Now, at that point of time we need to check whether the transistors have been fabricated properly or not. As I was telling if we can detect this wafer to be faulty at some point at this early stage some transistor to be faulty. So, we can remove this transistor from our connection pattern and maybe we can use a substitute transistor for the purpose. So, this fabrication level at this level we have to do a testing, which is wafer level test. But the wafer level test the basic problem is that at that point these wafers are open look. So, they do not have any protection like they do not have packaging and all that. So, when it is not there. So, they cannot tolerate voltage fluctuations are very high voltage, very high power etcetera so they cannot tolerate all these.

So, as a result this wafer level test is very delicate and then now we need to take some special care while doing this thing. But we cannot avoid this stage because this will be requiring us to check the correctness of the individual devices that are fabricated. Now once we have got the confidence that by transistors are all fabricated properly and all that. So, it comes to the packaging stage. So, in the packaging stage the packaging will be done. So, now, will have this bonding of the chip and this at that point also we need to check whether this packaging has been done correctly; the pins that are created whether

the pins are connected properly to the system or not so those type of checks that to be done. So, that test is also necessary at the packaging level and for. So, after fabrication has been done, so we have got these individual devices check.

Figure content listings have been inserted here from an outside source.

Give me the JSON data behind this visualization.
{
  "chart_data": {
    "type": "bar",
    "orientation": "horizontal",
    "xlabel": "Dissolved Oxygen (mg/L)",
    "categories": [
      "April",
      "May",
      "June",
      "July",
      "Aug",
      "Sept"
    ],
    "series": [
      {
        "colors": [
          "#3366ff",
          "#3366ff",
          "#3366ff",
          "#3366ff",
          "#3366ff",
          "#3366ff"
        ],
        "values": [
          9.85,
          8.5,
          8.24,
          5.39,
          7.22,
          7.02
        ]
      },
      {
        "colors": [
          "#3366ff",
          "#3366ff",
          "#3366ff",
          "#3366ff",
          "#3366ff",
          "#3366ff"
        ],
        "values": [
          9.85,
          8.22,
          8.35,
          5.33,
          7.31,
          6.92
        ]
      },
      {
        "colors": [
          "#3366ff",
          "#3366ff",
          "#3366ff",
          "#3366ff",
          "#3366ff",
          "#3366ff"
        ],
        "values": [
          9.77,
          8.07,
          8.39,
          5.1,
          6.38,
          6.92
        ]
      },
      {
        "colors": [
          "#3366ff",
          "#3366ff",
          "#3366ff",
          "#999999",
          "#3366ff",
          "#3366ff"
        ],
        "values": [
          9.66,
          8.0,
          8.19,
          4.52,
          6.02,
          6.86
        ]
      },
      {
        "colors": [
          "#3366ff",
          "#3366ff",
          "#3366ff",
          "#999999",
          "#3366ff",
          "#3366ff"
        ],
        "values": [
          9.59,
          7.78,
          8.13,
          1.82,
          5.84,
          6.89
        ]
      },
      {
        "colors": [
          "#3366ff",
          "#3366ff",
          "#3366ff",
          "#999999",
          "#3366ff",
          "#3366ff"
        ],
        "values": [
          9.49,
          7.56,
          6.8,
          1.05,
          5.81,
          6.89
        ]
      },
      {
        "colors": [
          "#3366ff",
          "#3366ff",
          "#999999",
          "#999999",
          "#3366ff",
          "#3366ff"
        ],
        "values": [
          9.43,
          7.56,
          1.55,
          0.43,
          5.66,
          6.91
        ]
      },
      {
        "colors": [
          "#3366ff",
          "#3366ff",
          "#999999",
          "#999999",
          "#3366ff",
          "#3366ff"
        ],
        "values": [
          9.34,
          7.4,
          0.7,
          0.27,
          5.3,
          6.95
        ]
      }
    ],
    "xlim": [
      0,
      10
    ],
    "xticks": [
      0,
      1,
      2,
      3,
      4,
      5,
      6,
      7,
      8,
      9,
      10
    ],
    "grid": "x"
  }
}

Now, at the packaging stage, so these pins will be attached and then we check whether this packaging has been done properly or not. So, at that stage also the functionalities are to be checked, so that is done at the packaging level. And after that when the pack the sis the chip has been packaged. So, we have to check for the overall operation of the system; overall operation of the chip. So, that is due to quality assurance whether it meets all the requirement of the system or not so that is done by the final testing, so all these remaining tests apart from this verification, so they will target manufacturing defects. So this fabrication problem, packaging problem so all these stages, so they will be checking for manufacturing defects.

So, as I told at the very beginning a defect is a flow or physical imperfection that can lead to a fault. So, a fault is like this say if a line if two lines are say shorted. So, we say that these two line there is a bridge that has been created, so bridge is a type of fault. Similarly a line maybe should a line may get sorted with say the power supply line VCC. So, we say that the line is stuck at 1 so that is one type of fault. But the actual problem that comes is basically a shortening of the power supply line with that particular line. So, that is the problem. Similarly if a line is open at some point there is a break at some point, so that is that may be treated as a high or low permanently high or permanently low, or high impedance state depending upon the technology. So, that is also a type of physical defect, but in terms of testing, so we will model it as a fault.

So, we will continue in the next lecture on this.